It can be understood that the migration learning architecture of the present application includes n upstream task models and one downstream task model, where n is a positive integer, and the number of the upstream task models may be specifically set according to actual requirements, and is not specifically limited.

Specifically, the upstream task model includes a multi-head attention mechanism layer, and the multi-head attention mechanism layer is entirely extended to an expert network layer (transducer), that is, the upstream task model is in a transducer or VisionTransformer network structure, that is, each model includes the same number of m transducer layers and a task head related to a task. A transducer layer includes a self-attention layer (self-attention) and a feed-forward network layer (feedforwardnetwork).
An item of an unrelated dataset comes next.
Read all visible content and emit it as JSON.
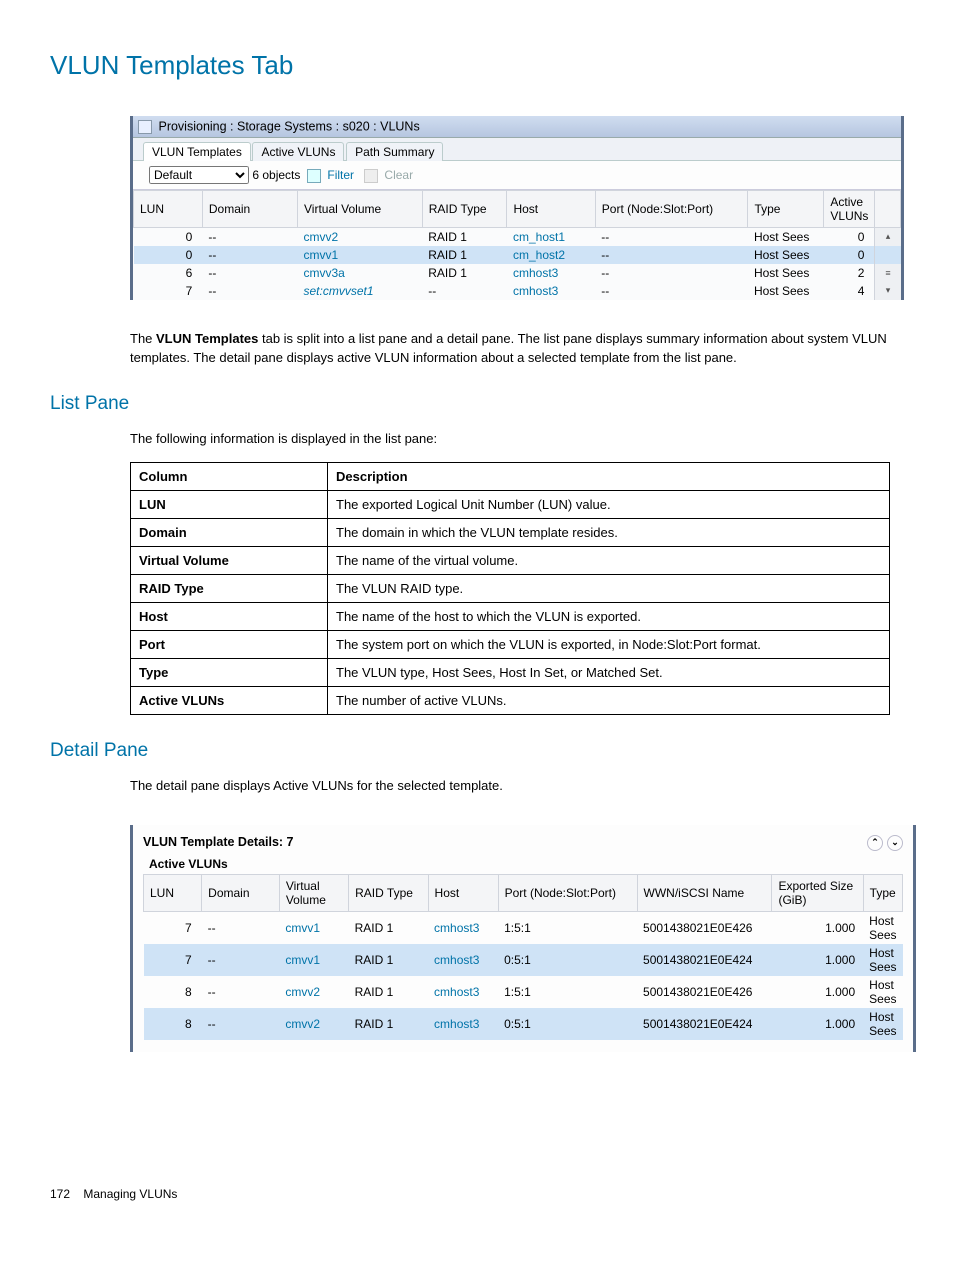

The downstream task model may be a transducer or VisionTransformer network structure, the number of layers of the expert fusion (MoE) layer is the same as that of the multi-head attention mechanism layer, each layer corresponds to the other layer, the expert network in the expert fusion layer is obtained by migrating the corresponding layer of the multi-head attention mechanism layer of the upstream task model, and model migration is performed, that is, m layers of transducers of n upstream models are used to construct the downstream model of the corresponding m layers of moes, and n expert networks in each layer of MoE are from the transducers of the corresponding layers of n upstream models, that is, parameter copying.

It should be noted that, the expert fusion method (MoE) in the related art is not suitable for the migration learning framework, because only the feedforward network layer of each layer of the transducer layer is divided into a plurality of expert networks, and the self-attention layer is not divided, so that the whole model cannot be migrated to the downstream task. The embodiment of the application can extend the expert network layer into the whole transducer layer, so that the expert network layer is suitable for the migration learning method.

In an embodiment of the present application, the expert fusion layer includes: the system comprises a selection module, an expert module and a fusion module.

Wherein the selection module is used for selecting one or more tokens of the expert network processing input sequence; the expert module comprises an expert network of an upstream task model and an expert network belonging to a downstream task, and each expert network processes a corresponding token selected by the selection model; the fusion module is used for determining the weight of each expert network according to the probability value output by the selection module, and carrying out weighted summation on the output results of all the expert networks according to the weight of each expert network.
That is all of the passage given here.